July 10, 2008
REMARKS OF HAROLD W. GEISEL
INSPECTOR GENERAL (ACTING)
U.S. DEPARTMENT OF STATE AND BROADCASTING
BOARD OF GOVERNORS
UNITED STATES SENATE
COMMITTEE ON THE JUDICIARY
CONTROLS AND NOTIFICATION FOR ACCESS TO PASSPORT RECORDS IN THE DEPARTMENT OF STATE'S PASSPORT INFORMATION ELECTRONIC RECORDS SYSTEM
JULY 10, 2008
Chairman Leahy, Ranking Member Specter, members of the Committee, thank you for inviting me to discuss with you the privacy concerns reported in the results of our review of controls over access to passport records in the Department of State's Passport Information Electronic Records System or PIERS system. The full report has been provided to the Committee.
In March 2008, media reports surfaced that the passport files maintained by the Department of State (Department) of three U.S. Senators, who were also presidential candidates, had been improperly accessed by Department employees and contract staff. On March 21, 2008, the Office of Inspector General, Office of Audits, initiated a limited review of Bureau of Consular Affairs controls over access to passport records, and issued the final report one week ago, on July 2, 2008. The OIG made 22 recommendations to address the control weaknesses and the Department concurred with 19 of them, partially agreed with one and did not agree with two recommendations.
OIG found many control weaknesses--including a general lack of policies, procedures, guidance, and training--relating to the prevention and detection of unauthorized access to passport and applicant information and the subsequent response and disciplinary processes when a potential unauthorized access is substantiated.
As of April 2008, PIERS contained records on about 192 million passports for about 127 million passport holders. These records include personally identifiable information or P-I-I , as it is known, such as the applicant's name, gender, social security number, date and place of birth, and passport number. PIERS also contains additional information, such as previous names used by the applicant, citizenship status of the applicant's parents or spouse, and scanned images of passport photos. PIERS offers users the ability to query information pertaining to passports and vital records, as well as to view and print original copies of the associated documents. As a result, PIERS records are protected from release by the Privacy Act of 1974. Unauthorized access to PIERS records may also constitute a violation of the Computer Fraud and Abuse Act (18 U.S.C. § 1030).
At the time of the publicized breaches, neither Consular Affairs nor the Department had implemented breach notification policies, procedures, or other criteria for reporting incidents of unauthorized access of passport records when they were detected. However, between March and May 2008, Consular Affairs and the Bureau of Administration took a number of corrective actions, including issuing interim guidance on the various steps to be followed and decisions to be made in response to a potential incident of unauthorized access to passport records and applicant personally identifiable information, and a Department-wide
P-I-I breach response policy.
While these immediate actions taken are commendable, OIG has recommended that the Department conduct the necessary vulnerability and risk assessments of all passport systems given the weaknesses and data vulnerabilities identified in this limited review of PIERS. Accordingly, OIG believes that the Department should make resources available to conduct the assessments as quickly as possible.

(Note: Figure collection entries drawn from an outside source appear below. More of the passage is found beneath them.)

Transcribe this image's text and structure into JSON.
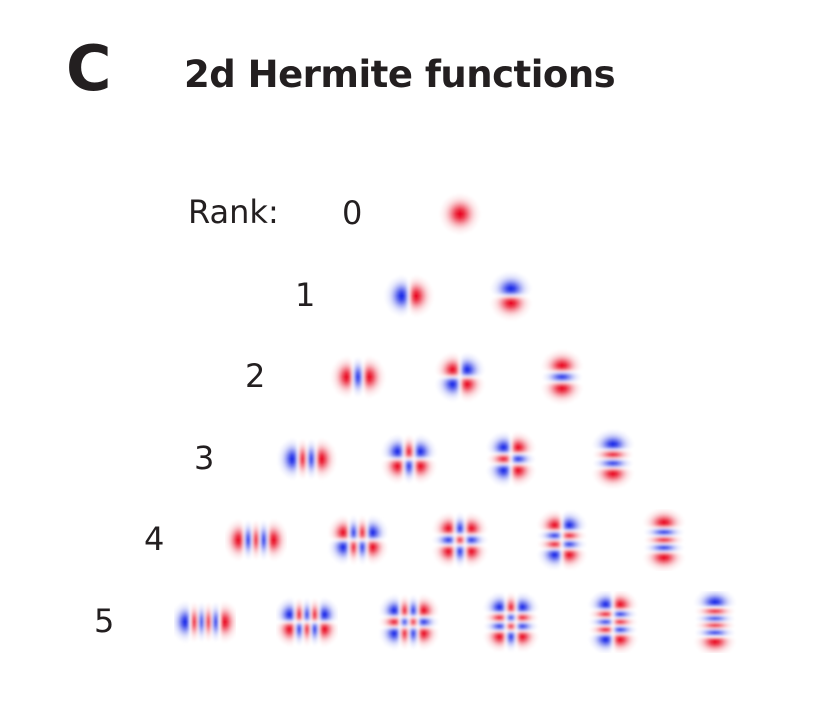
{
  "panel_letter": "C",
  "title": "2d Hermite functions",
  "rank_label": "Rank:",
  "colors": {
    "positive": "#e8001a",
    "negative": "#1020e6",
    "background": "#ffffff"
  },
  "ranks": [
    {
      "label": "0",
      "functions": [
        {
          "n": 0,
          "m": 0
        }
      ]
    },
    {
      "label": "1",
      "functions": [
        {
          "n": 1,
          "m": 0
        },
        {
          "n": 0,
          "m": 1
        }
      ]
    },
    {
      "label": "2",
      "functions": [
        {
          "n": 2,
          "m": 0
        },
        {
          "n": 1,
          "m": 1
        },
        {
          "n": 0,
          "m": 2
        }
      ]
    },
    {
      "label": "3",
      "functions": [
        {
          "n": 3,
          "m": 0
        },
        {
          "n": 2,
          "m": 1
        },
        {
          "n": 1,
          "m": 2
        },
        {
          "n": 0,
          "m": 3
        }
      ]
    },
    {
      "label": "4",
      "functions": [
        {
          "n": 4,
          "m": 0
        },
        {
          "n": 3,
          "m": 1
        },
        {
          "n": 2,
          "m": 2
        },
        {
          "n": 1,
          "m": 3
        },
        {
          "n": 0,
          "m": 4
        }
      ]
    },
    {
      "label": "5",
      "functions": [
        {
          "n": 5,
          "m": 0
        },
        {
          "n": 4,
          "m": 1
        },
        {
          "n": 3,
          "m": 2
        },
        {
          "n": 2,
          "m": 3
        },
        {
          "n": 1,
          "m": 4
        },
        {
          "n": 0,
          "m": 5
        }
      ]
    }
  ]
}
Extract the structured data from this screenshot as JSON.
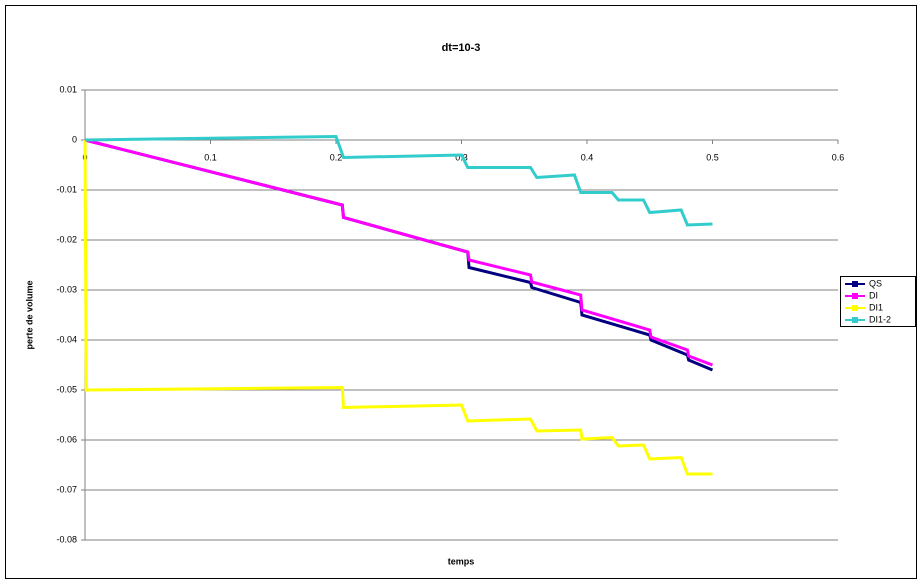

OIG also recommended that CA ensure the accuracy of its Privacy Impact Assessments for PIERS and for all other passport systems to accurately reflect security controls for and risks to personally identifiable information.
I would like to introduce Mr. Mark W. Duda, Assistant Inspector General for Audits, who led this review and will provide a summary of the findings.
Thank you for the opportunity to present this timely information to you today. Following Mr. Duda's remarks, we would be happy to answer any questions you may have.